In August, the Mirror revealed Fujitsu had been handed a £1m contract to provide computer services for HS2.
In 2002, Fujitsu was one of the lead contractors on the NHS’s Programme for IT to digitise records.
But the scheme failed at a cost of at least £10billion to the taxpayer, according to the National Audit Office.
In 2011 the contract was terminated, with the NHS claiming the systems did not work.
The company then sued the Government for £700million.
A clause in its deal meant that disagreements went to the London Court of International Arbritation, a privately run arbitrator.
Accounts suggest the firm got all but £71m of its claim.
In 2015 Fujitsu won a five-year deal worth over £550million to modernise MoD telecoms called ModNet Evolve, one of two contracts that would “bring savings of £1billion which will be directly reinvested by the MoD in defence capability”.
Four years later the system was £210m over budget and two years behind schedule, while a report warned “cost and time overruns could well worsen”. The problems the contract was meant to resolve have still not been eliminated, with a Public Accounts Committee report last year assessing the system as “unachievable”.
In 2019, Fujitsu took the Foreign and Commonwealth Office to the High Court because the FCO awarded a £350million IT outsourcing contract to its rival, Vodafone.

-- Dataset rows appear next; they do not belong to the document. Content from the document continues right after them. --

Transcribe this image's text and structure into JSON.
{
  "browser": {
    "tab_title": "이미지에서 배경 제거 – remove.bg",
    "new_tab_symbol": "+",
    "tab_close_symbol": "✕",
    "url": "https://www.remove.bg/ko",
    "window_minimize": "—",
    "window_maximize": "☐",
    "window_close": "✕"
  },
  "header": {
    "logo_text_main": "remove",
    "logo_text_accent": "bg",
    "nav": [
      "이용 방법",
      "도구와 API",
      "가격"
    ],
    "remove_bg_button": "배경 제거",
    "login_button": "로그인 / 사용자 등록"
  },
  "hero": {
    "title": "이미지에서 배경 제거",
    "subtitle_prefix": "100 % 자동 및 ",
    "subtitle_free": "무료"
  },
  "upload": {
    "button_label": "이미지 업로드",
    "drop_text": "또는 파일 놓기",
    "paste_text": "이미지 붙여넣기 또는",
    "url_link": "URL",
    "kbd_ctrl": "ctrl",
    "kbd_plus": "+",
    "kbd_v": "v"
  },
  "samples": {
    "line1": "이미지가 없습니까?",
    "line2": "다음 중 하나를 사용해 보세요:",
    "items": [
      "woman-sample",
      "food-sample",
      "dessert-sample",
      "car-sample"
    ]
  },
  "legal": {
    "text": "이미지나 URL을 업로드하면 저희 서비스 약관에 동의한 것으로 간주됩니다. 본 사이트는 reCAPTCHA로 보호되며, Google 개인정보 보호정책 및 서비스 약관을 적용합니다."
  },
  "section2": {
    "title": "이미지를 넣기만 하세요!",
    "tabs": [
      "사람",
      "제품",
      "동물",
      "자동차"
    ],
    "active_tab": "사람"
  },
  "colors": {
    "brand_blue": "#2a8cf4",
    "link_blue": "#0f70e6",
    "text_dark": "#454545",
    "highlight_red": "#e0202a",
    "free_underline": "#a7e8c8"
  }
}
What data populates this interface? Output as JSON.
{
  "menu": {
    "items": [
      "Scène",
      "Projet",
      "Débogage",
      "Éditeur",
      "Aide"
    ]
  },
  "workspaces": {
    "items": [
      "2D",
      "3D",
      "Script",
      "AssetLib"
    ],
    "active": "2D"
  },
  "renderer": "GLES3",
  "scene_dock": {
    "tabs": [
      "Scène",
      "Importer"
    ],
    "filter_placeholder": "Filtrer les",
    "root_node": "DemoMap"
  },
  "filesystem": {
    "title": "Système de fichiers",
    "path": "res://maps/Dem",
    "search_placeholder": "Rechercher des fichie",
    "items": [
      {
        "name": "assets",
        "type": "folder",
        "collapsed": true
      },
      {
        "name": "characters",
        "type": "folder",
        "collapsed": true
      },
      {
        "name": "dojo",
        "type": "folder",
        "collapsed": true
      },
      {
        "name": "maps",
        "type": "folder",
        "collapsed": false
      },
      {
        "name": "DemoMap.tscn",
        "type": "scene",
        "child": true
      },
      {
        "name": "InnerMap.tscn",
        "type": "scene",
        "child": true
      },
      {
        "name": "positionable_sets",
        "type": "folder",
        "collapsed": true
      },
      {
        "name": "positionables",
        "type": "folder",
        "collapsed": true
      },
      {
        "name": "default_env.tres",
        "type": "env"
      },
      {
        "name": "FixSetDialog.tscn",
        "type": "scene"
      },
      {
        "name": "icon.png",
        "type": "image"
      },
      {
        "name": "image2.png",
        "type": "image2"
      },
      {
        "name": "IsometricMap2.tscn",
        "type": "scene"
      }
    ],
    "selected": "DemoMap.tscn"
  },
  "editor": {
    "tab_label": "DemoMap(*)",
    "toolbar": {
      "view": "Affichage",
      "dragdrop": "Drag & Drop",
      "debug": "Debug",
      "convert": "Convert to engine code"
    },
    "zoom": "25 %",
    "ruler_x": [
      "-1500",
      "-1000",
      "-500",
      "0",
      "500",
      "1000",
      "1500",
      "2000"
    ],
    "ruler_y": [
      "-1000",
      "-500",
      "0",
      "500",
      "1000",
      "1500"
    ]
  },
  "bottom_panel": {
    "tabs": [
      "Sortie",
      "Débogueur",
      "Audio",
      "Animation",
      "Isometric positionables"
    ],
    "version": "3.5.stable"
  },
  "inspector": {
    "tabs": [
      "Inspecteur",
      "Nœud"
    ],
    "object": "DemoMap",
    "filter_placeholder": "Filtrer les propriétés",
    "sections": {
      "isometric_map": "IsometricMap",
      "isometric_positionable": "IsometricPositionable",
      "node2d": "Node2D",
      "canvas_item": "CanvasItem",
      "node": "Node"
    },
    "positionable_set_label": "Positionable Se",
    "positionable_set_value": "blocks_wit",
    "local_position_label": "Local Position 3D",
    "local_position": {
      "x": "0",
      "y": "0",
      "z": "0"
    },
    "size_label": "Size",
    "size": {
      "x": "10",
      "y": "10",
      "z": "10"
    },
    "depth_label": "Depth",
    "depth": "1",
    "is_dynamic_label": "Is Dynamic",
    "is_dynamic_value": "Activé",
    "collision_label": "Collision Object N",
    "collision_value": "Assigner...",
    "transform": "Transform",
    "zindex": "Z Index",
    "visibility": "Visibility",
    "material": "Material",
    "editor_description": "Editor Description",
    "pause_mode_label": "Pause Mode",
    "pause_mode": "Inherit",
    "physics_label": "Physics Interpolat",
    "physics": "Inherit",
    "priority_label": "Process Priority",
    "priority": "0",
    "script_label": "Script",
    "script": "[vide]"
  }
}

The four-year ECHO 1 deal was to supply voice and data services to 550 embassies and other British government posts in 170 countries.
Fujitsu also wanted “damages reflecting the loss of profit”, “wasted bid costs”, interest on damages and costs the court awarded plus a court order to oust Vodafone. Fujitsu won.
The FCO cancelled Vodafone’s deal and gave one to Fujitsu in 2021.
In 1998, the Government signed a contract with ICL/Fujitsu for a new IT system to streamline more than 300 magistrates courts.
The 10-year deal was worth £146million but the firm was unable to deliver a system that operated properly. An independent review in February 2002 found Fujitsu had made “too many mistakes”, including a poor analysis of requirements and unrealistic cost estimates. It also noted frequent personnel changes.
But Fujitsu demanded even more money and threatened to withdraw from the project.
The firm ended up being given a new government contract for £390m over eight years, for doing less than the original scheme and no longer even delivering the core software.